An Sinn nicht gezweifelt
Auf den ersten Blick mag das stimmen. Denn anders als in Stuttgart wird der Sinn eines Durchgangsbahnhofs hier von niemandem in Zweifel gestellt. Gemeinsamkeiten gibt es aber trotzdem. Beide Bahnhöfe sind Teil der “Magistrale für Europa” , der EU-geförderten Nachfolgerin der legendären Orientexpress-Strecke. In beiden Fällen werden die Bahnhofsbauten mit der Errichtung ganzer Stadtviertel kombiniert. Die Verkaufserlöse aus den Grundstücken sollen die Projekte mitfinanzieren.
Während Stuttgart21 wegen der immensen Kosten mehrmals kurz vor dem Aus steht, wird im Bahnhofsturm gleich zu Beginn ein permanentes Infozentrum eingerichtet. Anfang 2010 schließlich folgt der Spatenstich für den von Christoph Ingenhoven geplanten Bahnhofsbau, hervorgegangen als Siegerprojekt aus einem offenen, internationalen Wettbewerb mit 126 Teilnehmern. Die offiziellen Baukosten für das Gesamtprojekt betragen 4,1 Milliarden Euro. Experten und Kritiker rechnen mit weit mehr.
Schauplatzwechsel: Als Verbindung zwischen den bisher getrennten Ost- und Südbahnstrecken in Wien wird 1994 ein Wettbewerb für einen neuen Durchgangsbahnhof ausgeschrieben. Da sich Stadt, Bund und Bahn über die Finanzierung nicht einig werden, verschwindet der siegreiche Enwurf des Schweizer Architekten Theo Hotz in der Schublade.
Architektur im Kombipaket
Kurz nach der Jahrtausendwende dann der zweite Anlauf. 2004 wird ein nicht offenes Expertenverfahren zur Bebauung des Gesamtareals ausgeschrieben. Unter den zehn geladenen Büros werden zwei Sieger gekürt: Albert Wimmer und das Planerteam Hotz und Hoffmann. Obwohl es in diesem Verfahren ausschließlich um die Stadtplanung geht, wird die Bahnhofsarchitektur praktischerweise gleich mitgeliefert.
Die einzige Vorgabe der Auslober: “Das Terminal soll eine eigene Identität besitzen und aus allen Richtungen identifizierbar sein.” Viel wichtiger scheint in diesem Zusammenhang die Hauptforderung der ÖBB, dass Einzelhandel und Bahnhof eine unbedingte Einheit zu bilden hätten.

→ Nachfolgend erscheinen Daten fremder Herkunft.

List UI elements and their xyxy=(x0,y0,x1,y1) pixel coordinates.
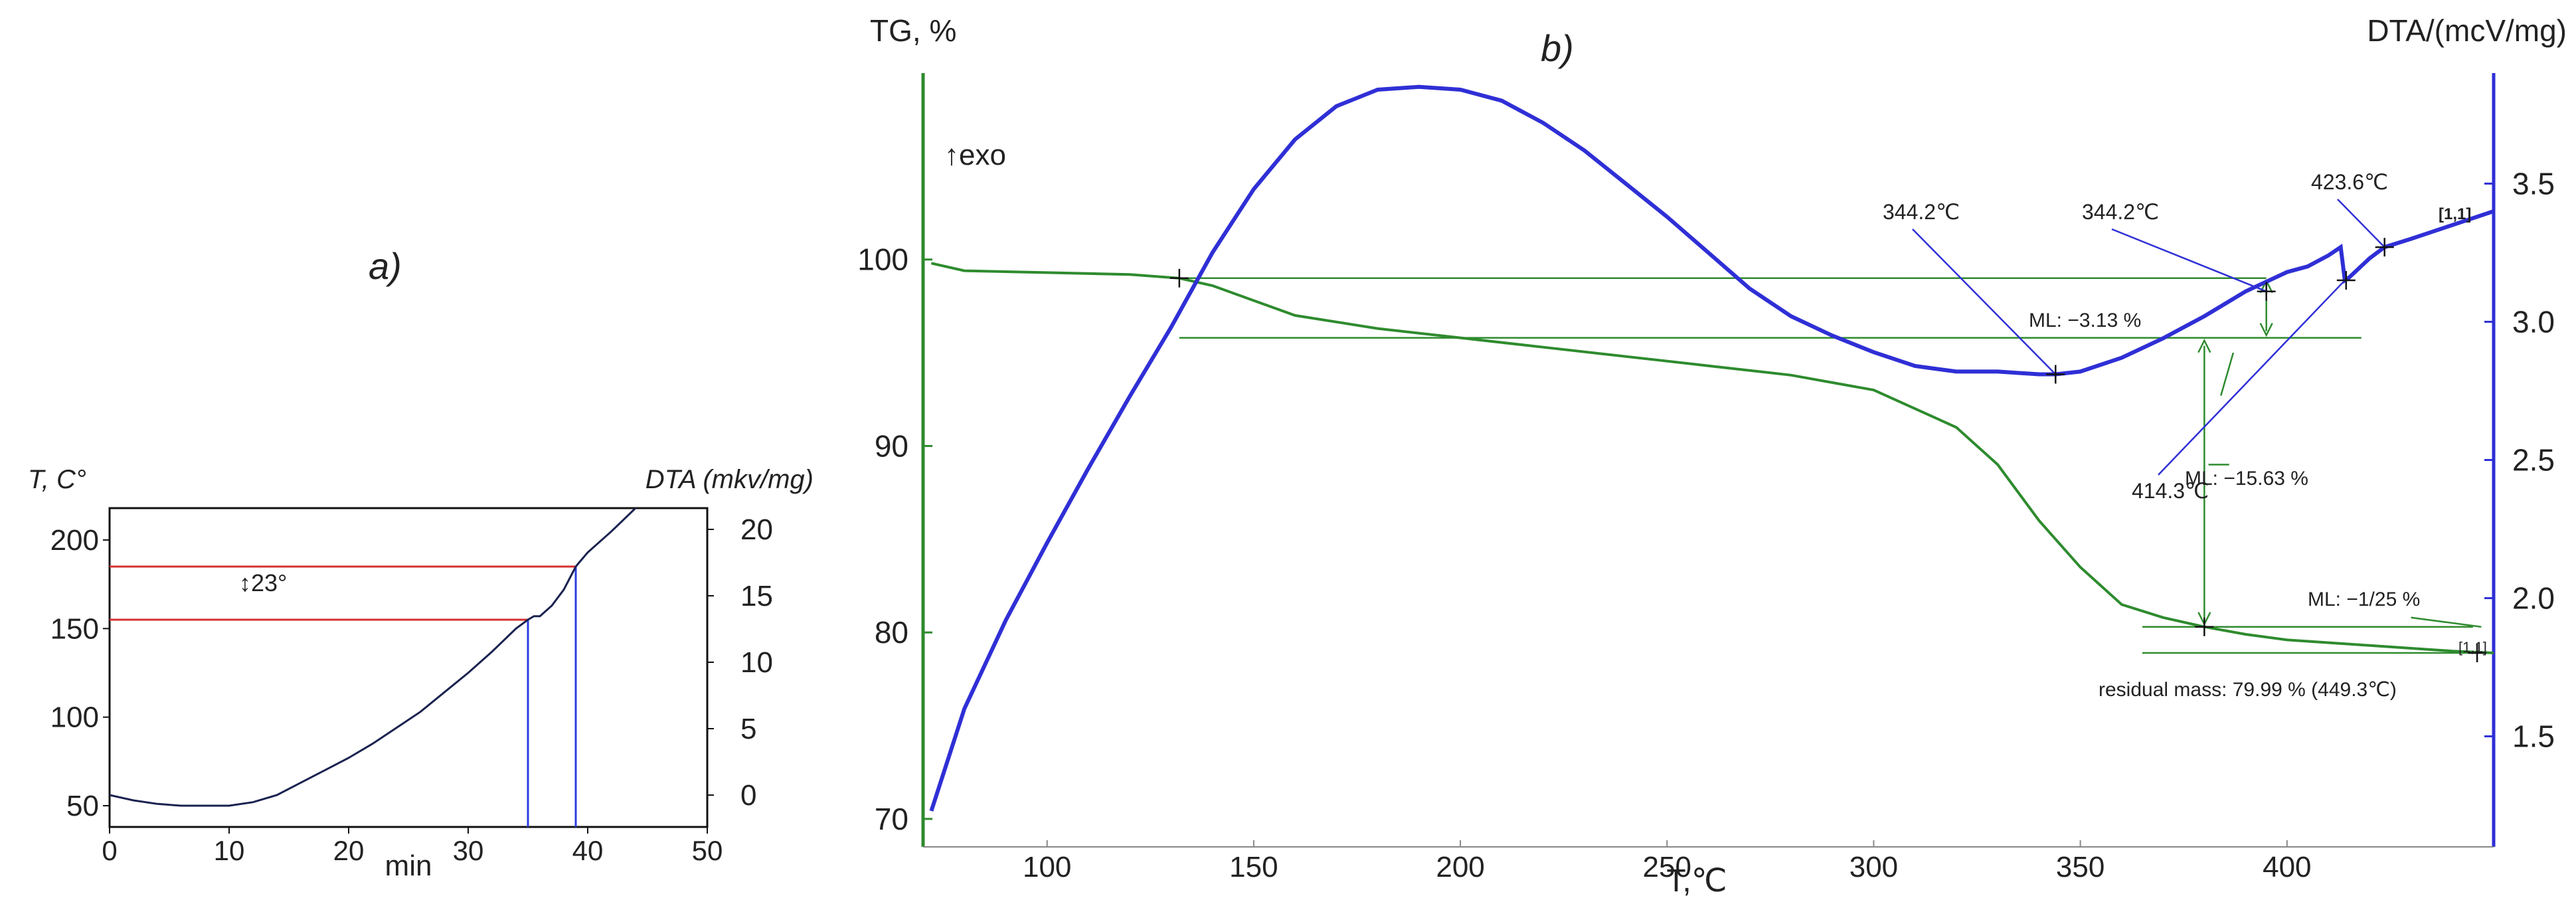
panel-a-label: a) xyxy=(369,245,402,287)
y2-tick-label: 3.5 xyxy=(2512,166,2555,201)
x-tick-label: 50 xyxy=(692,835,723,866)
annotation-bracket-tg: [1,1] xyxy=(2458,639,2487,656)
panel-a-left-axis-title: T, C° xyxy=(28,465,86,494)
x-tick-label: 100 xyxy=(1023,851,1071,883)
annotation-bracket-dta: [1,1] xyxy=(2439,205,2471,223)
x-tick-label: 20 xyxy=(333,835,365,866)
annotation-residual-mass: residual mass: 79.99 % (449.3℃) xyxy=(2099,679,2397,701)
y-tick-label: 70 xyxy=(875,802,908,836)
panel-a-x-ticks: 0 10 20 30 40 50 xyxy=(102,827,723,866)
panel-a-y-ticks: 50 100 150 200 xyxy=(50,524,110,822)
panel-b-tg-curve xyxy=(930,262,2494,654)
panel-b-left-axis-title: TG, % xyxy=(870,13,956,48)
y2-tick-label: 2.0 xyxy=(2512,581,2555,616)
y2-tick-label: 1.5 xyxy=(2512,719,2555,754)
panel-b-y-ticks: 70 80 90 100 xyxy=(857,242,932,836)
annotation-leader xyxy=(2158,280,2346,476)
annotation-423: 423.6℃ xyxy=(2311,170,2388,194)
y-tick-label: 150 xyxy=(50,612,99,645)
annotation-leader xyxy=(2337,199,2385,248)
x-tick-label: 250 xyxy=(1643,851,1691,883)
x-tick-label: 0 xyxy=(102,835,117,866)
panel-b-chart: TG, % b) DTA/(mcV/mg) ↑exo 100 150 200 250 3… xyxy=(857,13,2567,899)
panel-a-reference-lines xyxy=(110,565,576,621)
x-tick-label: 150 xyxy=(1229,851,1278,883)
panel-a-right-axis-title: DTA (mkv/mg) xyxy=(645,465,814,494)
y2-tick-label: 5 xyxy=(740,713,756,745)
panel-a-y2-ticks: 0 5 10 15 20 xyxy=(707,513,773,812)
panel-b-y2-ticks: 1.5 2.0 2.5 3.0 3.5 xyxy=(2484,166,2555,754)
panel-b-exo-label: ↑exo xyxy=(944,139,1006,171)
ml-arrow-head xyxy=(2259,323,2273,337)
y2-tick-label: 0 xyxy=(740,779,756,812)
panel-b-dta-curve xyxy=(929,84,2494,812)
annotation-344-b: 344.2℃ xyxy=(2082,200,2159,224)
y-tick-label: 100 xyxy=(857,242,908,277)
x-tick-label: 350 xyxy=(2056,851,2104,883)
panel-a-chart: a) T, C° DTA (mkv/mg) 0 10 20 30 40 50 501001… xyxy=(28,245,814,882)
x-tick-label: 30 xyxy=(453,835,484,866)
y-tick-label: 90 xyxy=(875,428,908,463)
x-tick-label: 200 xyxy=(1436,851,1484,883)
ml-pointer xyxy=(2220,352,2235,396)
panel-b-ml-guides xyxy=(1179,277,2494,654)
ml-pointer xyxy=(2411,616,2482,628)
x-tick-label: 40 xyxy=(572,835,604,866)
panel-b-right-axis-title: DTA/(mcV/mg) xyxy=(2367,13,2567,48)
annotation-ml-2: ML: −15.63 % xyxy=(2185,468,2308,490)
annotation-414: 414.3℃ xyxy=(2132,479,2209,503)
panel-b-x-axis-label: T,℃ xyxy=(1666,863,1727,899)
annotation-344-a: 344.2℃ xyxy=(1883,200,1960,224)
panel-a-temp-diff-label: ↕23° xyxy=(239,569,287,596)
panel-a-plot-frame xyxy=(108,507,709,828)
y-tick-label: 100 xyxy=(50,701,99,734)
temperature-series-line xyxy=(110,508,638,807)
panel-b-label: b) xyxy=(1541,27,1574,69)
panel-b-crosshair-markers xyxy=(1169,238,2487,663)
y2-tick-label: 2.5 xyxy=(2512,443,2555,478)
ml-arrow-head xyxy=(2197,338,2211,353)
y-tick-label: 80 xyxy=(875,615,908,650)
x-tick-label: 10 xyxy=(214,835,245,866)
panel-a-temperature-curve xyxy=(110,508,638,807)
annotation-leader xyxy=(2111,228,2267,292)
y2-tick-label: 15 xyxy=(740,580,773,612)
annotation-leader xyxy=(1912,228,2057,375)
annotation-ml-1: ML: −3.13 % xyxy=(2029,310,2141,331)
y-tick-label: 200 xyxy=(50,524,99,557)
x-tick-label: 400 xyxy=(2263,851,2311,883)
y-tick-label: 50 xyxy=(66,790,99,822)
panel-a-x-axis-label: min xyxy=(385,850,432,882)
y2-tick-label: 3.0 xyxy=(2512,304,2555,339)
tg-series-line xyxy=(930,262,2494,654)
panel-b-x-ticks: 100 150 200 250 300 350 400 xyxy=(1023,840,2312,883)
annotation-ml-3: ML: −1/25 % xyxy=(2308,588,2420,610)
panel-a-time-markers xyxy=(527,567,577,827)
y2-tick-label: 10 xyxy=(740,646,773,679)
dta-series-line xyxy=(929,84,2494,812)
y2-tick-label: 20 xyxy=(740,513,773,546)
x-tick-label: 300 xyxy=(1849,851,1898,883)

“Ein Bahnhof ist primär ein funktionales Gebäude, weniger eine architektonische Herausforderung” , heißt es dazu lapidar seitens der ÖBB-Pressestelle. Nun denn. Die Bahn ist ja auch nicht für Architektur zuständig, sondern primär für eine reibungslose Infrastruktur.

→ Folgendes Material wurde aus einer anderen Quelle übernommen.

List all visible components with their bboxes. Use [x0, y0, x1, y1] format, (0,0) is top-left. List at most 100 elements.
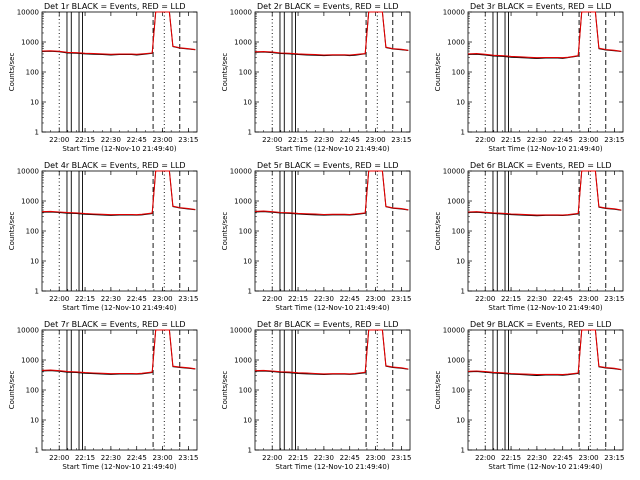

Doch auch im Büro von Planungsstadtrat Rudolf Schicker - hier würde man sich Engagement in Sachen Architektur erwarten - verweist man darauf, dass im Zuge des Wettbewerbs “ja eh auch die Ausführung des Hauptbahnhofs” mitübertragen worden sei. Ist der Bahnhof der Zukunft, um mit den Worten von ÖBB-Manager Norbert Steiner zu sprechen, also “nur ein Dach” mit angeschlossenem Einkaufszentrum?
“Früher waren die Bahnhöfe Kathedralen für den Verkehr” , sagt der Wiener Stadtplaner und Publizist Reinhard Seiß. “Davon sind wir heute weit entfernt.” Und Sabine Gretner, Planungssprecherin der Wiener Grünen, wundert sich: “So einen Bahnhof baut man einmal in hundert Jahren. Das ist die Visitenkarte der Stadt. Offensichtlich wurde der Hauptbahnhof hier unter dem Deckmantel der reinen Infrastruktur abgehandelt.”

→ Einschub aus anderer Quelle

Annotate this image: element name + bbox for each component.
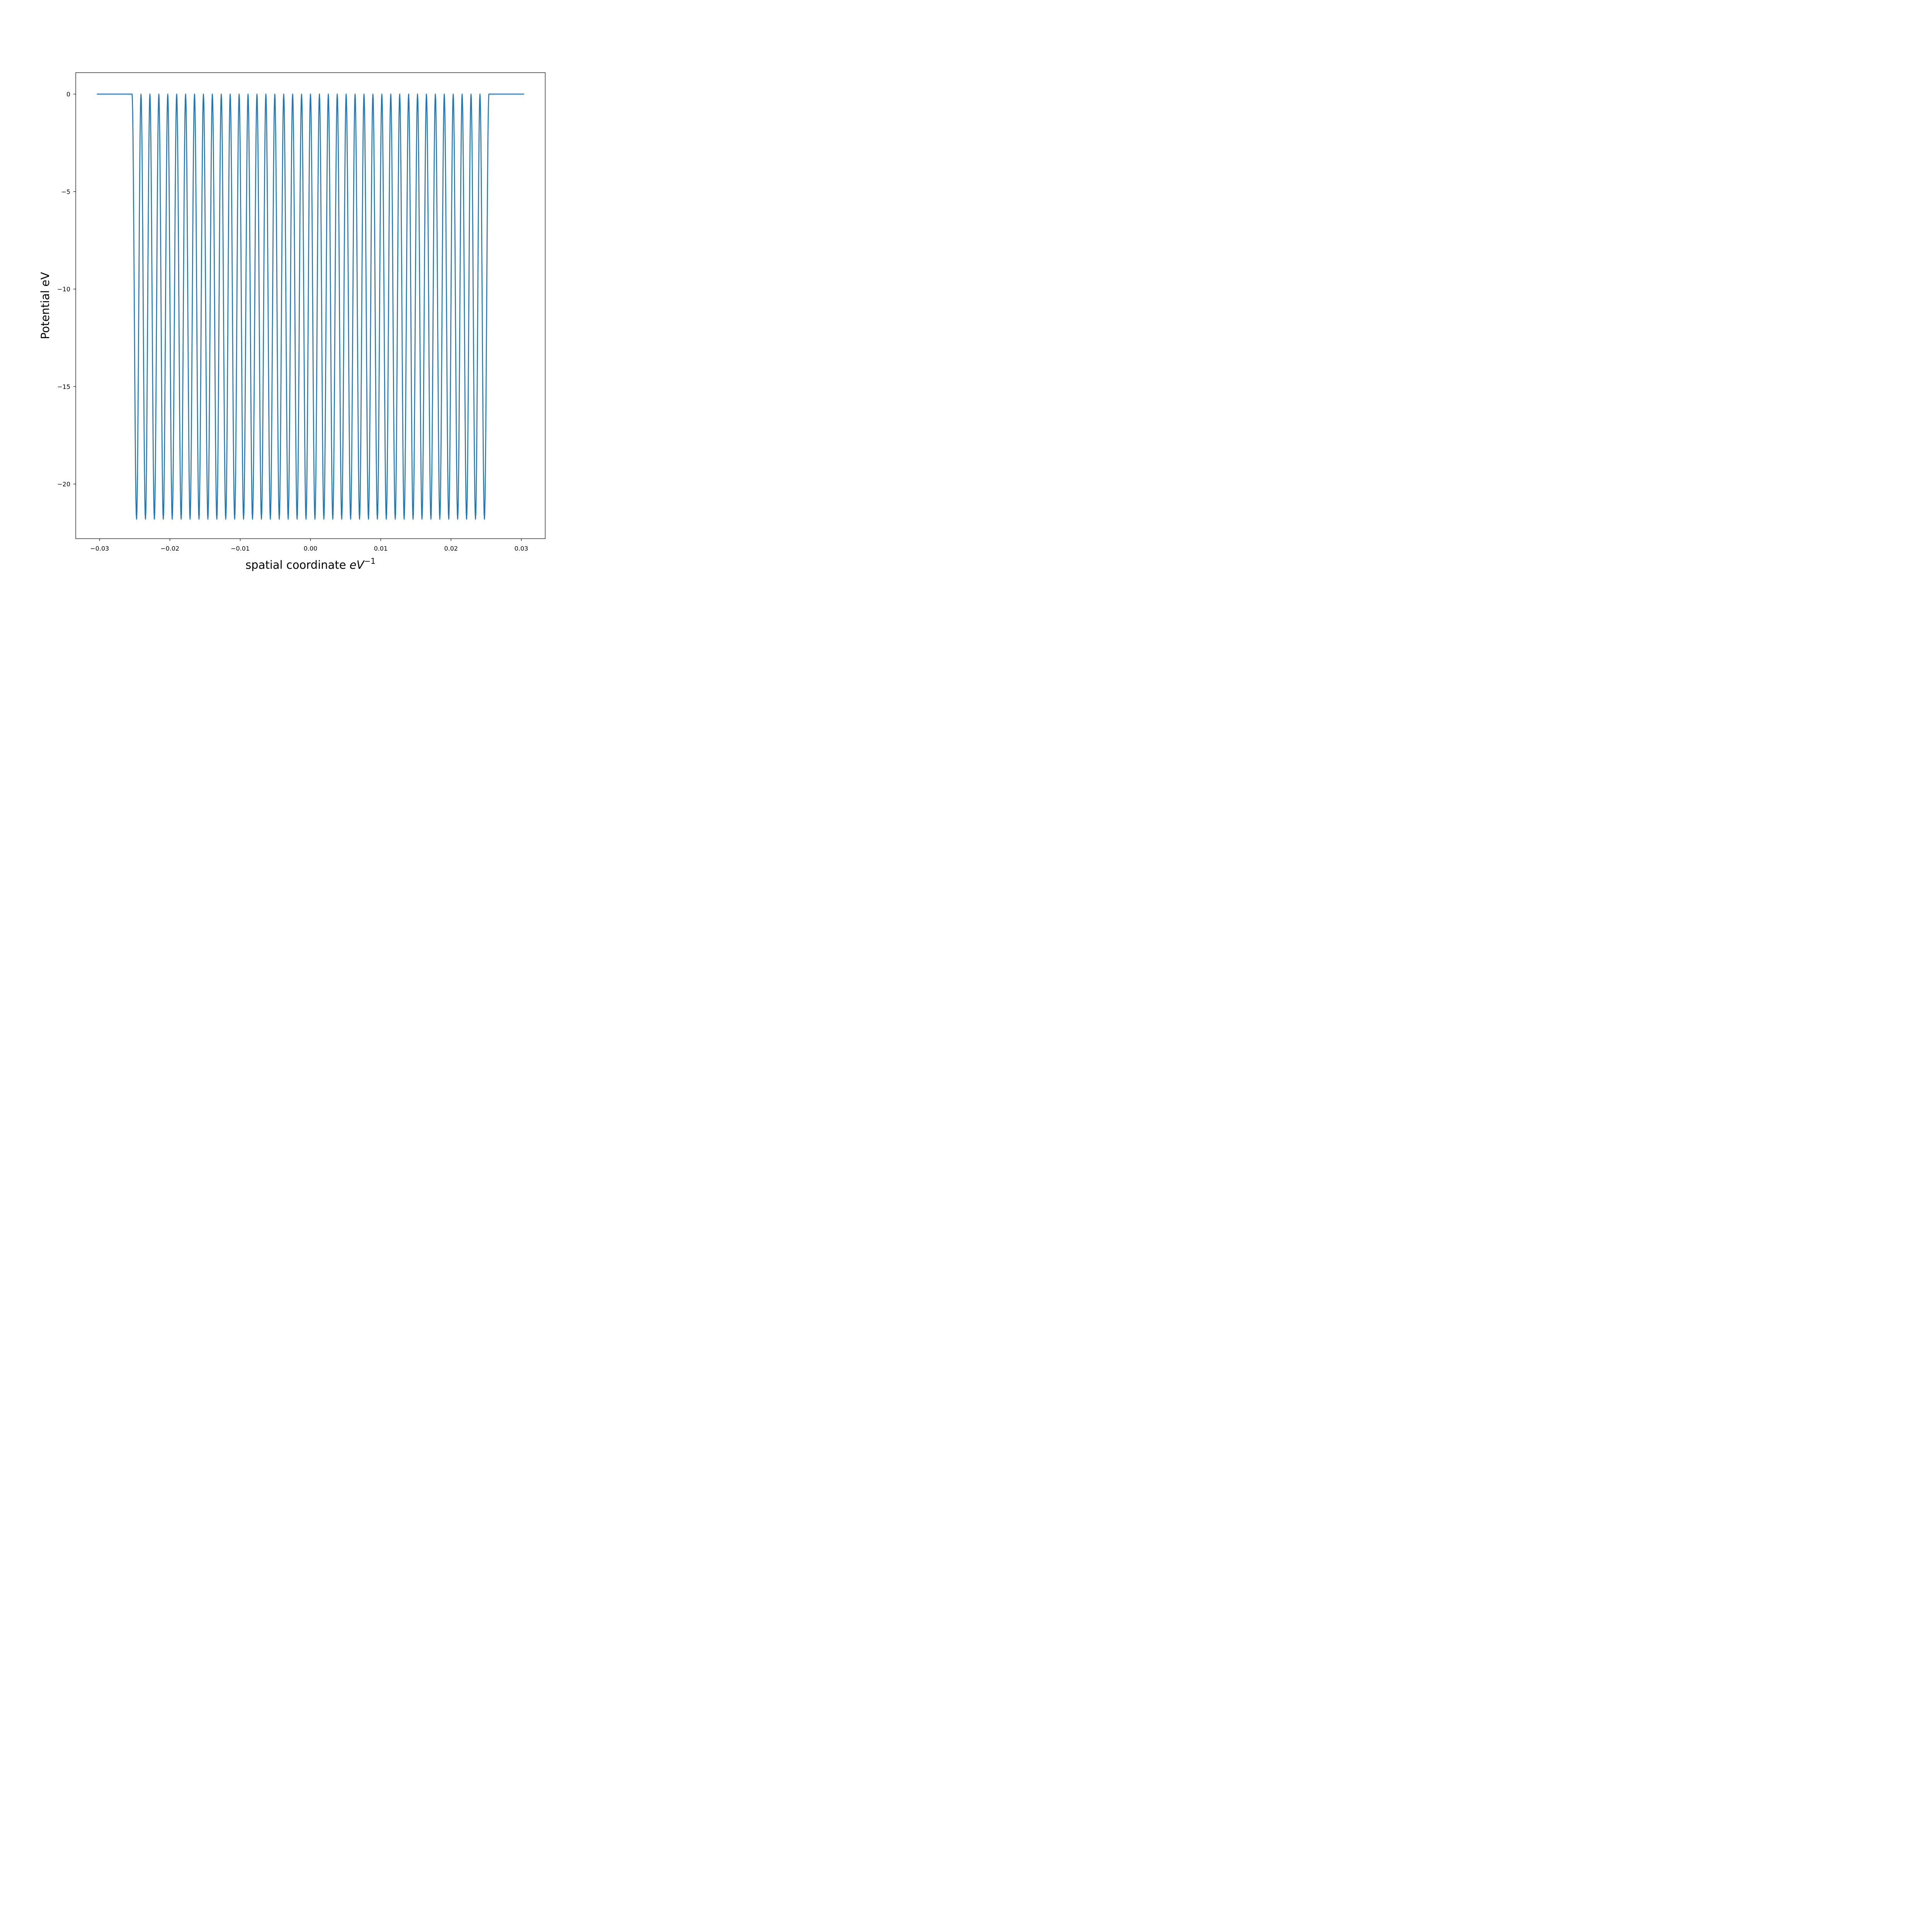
x-axis: −0.03 −0.02 −0.01 0.00 0.01 0.02 0.03 [90,539,528,552]
x-tick-label: −0.03 [90,545,109,552]
x-tick-label: −0.01 [231,545,250,552]
x-tick-label: 0.00 [304,545,318,552]
chart-figure: −0.03 −0.02 −0.01 0.00 0.01 0.02 0.03 0 −5 −10 −1… [0,0,597,597]
x-tick-label: 0.01 [374,545,388,552]
y-tick-label: −10 [57,286,70,293]
y-axis-title: Potential eV [39,272,52,339]
y-tick-label: −20 [57,481,70,488]
figure-background [0,0,597,597]
x-tick-label: 0.03 [514,545,528,552]
y-tick-label: −15 [57,383,70,390]
y-tick-label: 0 [66,91,70,98]
x-tick-label: 0.02 [444,545,458,552]
x-axis-title: spatial coordinate eV−1 [245,556,376,571]
series-line-potential [97,94,524,520]
plot-area [97,94,524,520]
x-axis-unit: eV [350,558,365,571]
y-axis: 0 −5 −10 −15 −20 [57,91,76,488]
x-tick-label: −0.02 [160,545,179,552]
y-tick-label: −5 [61,188,70,196]
x-axis-title-text: spatial coordinate [245,558,346,571]
x-axis-unit-exponent: −1 [364,556,375,566]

Kostenexplosion von Rechnungshof abgemahnt
Mehr Fragen als Antworten bot auch der Eiertanz um den sogenannten “Automatic People Mover” . Nachdem der Rechnungshof die Kostensteigerung, den fragwürdigen Sinn eines neuen Transportmittels parallel zum Gürtel und die Verflechtung des Bestbieters mit handfesten Immobilieninteressen scharf kritisiert hatte, wurde das Projekt wieder fallengelassen. Laut dem Büro des Planungsstadtrats ist das Ding vom Tisch. Auch von der anfangs geplanten Anbindung der erweiterten U2 ist keine Rede mehr. Stattdessen soll nun - dazu sind die ÖBB vertraglich verpflichtet - die Schnellbahn-Station Südbahnhof, wie man vernimmt, “ertüchtigt” werden.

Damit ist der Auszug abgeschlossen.